Zum Muttertag am 10. Mai werden in Deutschland millionenfach Blumen verschenkt. Der festliche Strauß hat jedoch oft einen unsichtbaren Preis: Rund 80 bis 90 Prozent der in Deutschland verkauften Rosen stammen aus Ländern wie Kenia, Ecuador oder Äthiopien. Dort werden häufig Pestizide eingesetzt, die in der EU längst verboten sind. Auch die Arbeitsbedingungen entsprechen nicht europäischen Standards.
„Blumen sind ein Symbol für Zuneigung. Diese sollte jedoch nicht auf Kosten von Mensch und Umwelt gehen”, sagt Sigrid Goldbrunner, Referatsleiterin Energie, Umwelt und Nachhaltigkeit bei der Verbraucherzentrale Bayern.
Tipps für bewussten Blumenkauf
Die Verbraucherzentrale Bayern rät, beim Kauf von Schnittblumen auf folgende Siegel zu achten:
- Fairtrade-Siegel: Garantiert Mindestlöhne, verbietet Kinder- und Zwangsarbeit und schränkt den Pestizideinsatz ein. Eine zusätzliche Fairtrade-Prämie fließt in Gemeinschaftsprojekte vor Ort wie Schulen oder Gesundheitsversorgung. Blumen mit diesem Siegel sind in vielen Supermärkten und Discountern erhältlich.
- Flower Label Program (FLP): Das auf die Blumenbranche spezialisierte Siegel setzt strenge soziale und ökologische Kriterien voraus und umfasst regelmäßige unabhängige Kontrollen vor Ort.

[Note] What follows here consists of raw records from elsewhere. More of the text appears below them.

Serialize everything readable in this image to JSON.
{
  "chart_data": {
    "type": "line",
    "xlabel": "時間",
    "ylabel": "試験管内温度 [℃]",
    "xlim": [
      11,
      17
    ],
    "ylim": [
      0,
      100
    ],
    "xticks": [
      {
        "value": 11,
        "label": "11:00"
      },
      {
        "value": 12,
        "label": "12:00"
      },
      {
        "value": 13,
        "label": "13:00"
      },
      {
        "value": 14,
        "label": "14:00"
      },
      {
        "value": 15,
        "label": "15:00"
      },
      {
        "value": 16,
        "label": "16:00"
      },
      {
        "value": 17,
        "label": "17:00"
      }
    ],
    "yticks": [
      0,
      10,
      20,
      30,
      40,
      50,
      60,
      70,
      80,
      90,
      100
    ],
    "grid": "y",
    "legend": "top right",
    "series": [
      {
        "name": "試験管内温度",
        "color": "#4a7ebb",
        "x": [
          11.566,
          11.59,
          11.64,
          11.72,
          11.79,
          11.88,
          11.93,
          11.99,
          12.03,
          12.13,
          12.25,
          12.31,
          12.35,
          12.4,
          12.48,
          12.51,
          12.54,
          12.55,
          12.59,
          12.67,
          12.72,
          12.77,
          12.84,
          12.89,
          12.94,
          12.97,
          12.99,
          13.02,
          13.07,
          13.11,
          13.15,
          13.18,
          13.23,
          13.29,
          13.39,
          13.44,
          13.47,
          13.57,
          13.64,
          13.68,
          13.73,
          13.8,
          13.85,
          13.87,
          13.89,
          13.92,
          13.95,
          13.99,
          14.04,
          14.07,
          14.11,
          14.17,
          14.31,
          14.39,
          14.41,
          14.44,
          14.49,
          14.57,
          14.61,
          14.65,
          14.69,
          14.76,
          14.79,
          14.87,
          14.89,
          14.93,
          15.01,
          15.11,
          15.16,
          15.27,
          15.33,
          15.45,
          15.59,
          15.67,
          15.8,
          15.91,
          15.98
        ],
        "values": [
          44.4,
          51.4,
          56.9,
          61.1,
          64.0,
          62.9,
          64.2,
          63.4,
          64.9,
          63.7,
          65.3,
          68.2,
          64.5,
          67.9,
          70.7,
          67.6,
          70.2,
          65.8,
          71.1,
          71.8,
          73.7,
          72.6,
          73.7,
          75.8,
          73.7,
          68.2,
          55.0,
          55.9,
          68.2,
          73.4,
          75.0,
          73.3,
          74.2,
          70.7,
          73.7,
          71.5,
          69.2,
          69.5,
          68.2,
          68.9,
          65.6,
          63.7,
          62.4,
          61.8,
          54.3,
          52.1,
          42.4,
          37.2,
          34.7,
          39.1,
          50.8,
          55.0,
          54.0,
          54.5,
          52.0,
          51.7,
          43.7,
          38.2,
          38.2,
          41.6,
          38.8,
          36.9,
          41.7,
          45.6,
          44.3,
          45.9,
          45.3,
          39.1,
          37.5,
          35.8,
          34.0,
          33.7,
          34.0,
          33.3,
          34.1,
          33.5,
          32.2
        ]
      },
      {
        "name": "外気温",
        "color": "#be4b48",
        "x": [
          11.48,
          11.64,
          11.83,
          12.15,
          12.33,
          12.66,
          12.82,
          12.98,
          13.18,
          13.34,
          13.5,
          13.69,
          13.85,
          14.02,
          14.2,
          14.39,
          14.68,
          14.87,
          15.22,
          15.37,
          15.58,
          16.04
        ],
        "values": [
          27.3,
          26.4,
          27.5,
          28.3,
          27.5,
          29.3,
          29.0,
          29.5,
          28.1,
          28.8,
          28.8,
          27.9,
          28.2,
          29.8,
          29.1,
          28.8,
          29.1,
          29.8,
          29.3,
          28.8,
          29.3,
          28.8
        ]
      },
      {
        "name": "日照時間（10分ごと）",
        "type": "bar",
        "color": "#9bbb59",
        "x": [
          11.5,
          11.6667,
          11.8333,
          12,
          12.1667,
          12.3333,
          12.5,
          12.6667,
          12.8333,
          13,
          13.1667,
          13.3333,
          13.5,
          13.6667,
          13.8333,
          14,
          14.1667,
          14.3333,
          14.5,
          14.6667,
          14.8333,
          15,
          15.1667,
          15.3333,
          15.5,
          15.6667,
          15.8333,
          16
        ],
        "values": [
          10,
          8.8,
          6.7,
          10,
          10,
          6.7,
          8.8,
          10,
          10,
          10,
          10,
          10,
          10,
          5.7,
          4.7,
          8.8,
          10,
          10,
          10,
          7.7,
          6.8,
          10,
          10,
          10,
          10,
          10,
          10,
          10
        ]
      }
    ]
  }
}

- Slowflower-Bewegung: Wer regional und saisonal einkauft, unterstützt kleinere Gärtnereien mit nachhaltiger Produktion. Das wachsende Netzwerk der slowflower-bewegung.de hilft, diese Betriebe zu finden.
Am nachhaltigsten ist jedoch oft der Blumenstrauß aus dem eigenen Garten oder vom heimischen Balkon.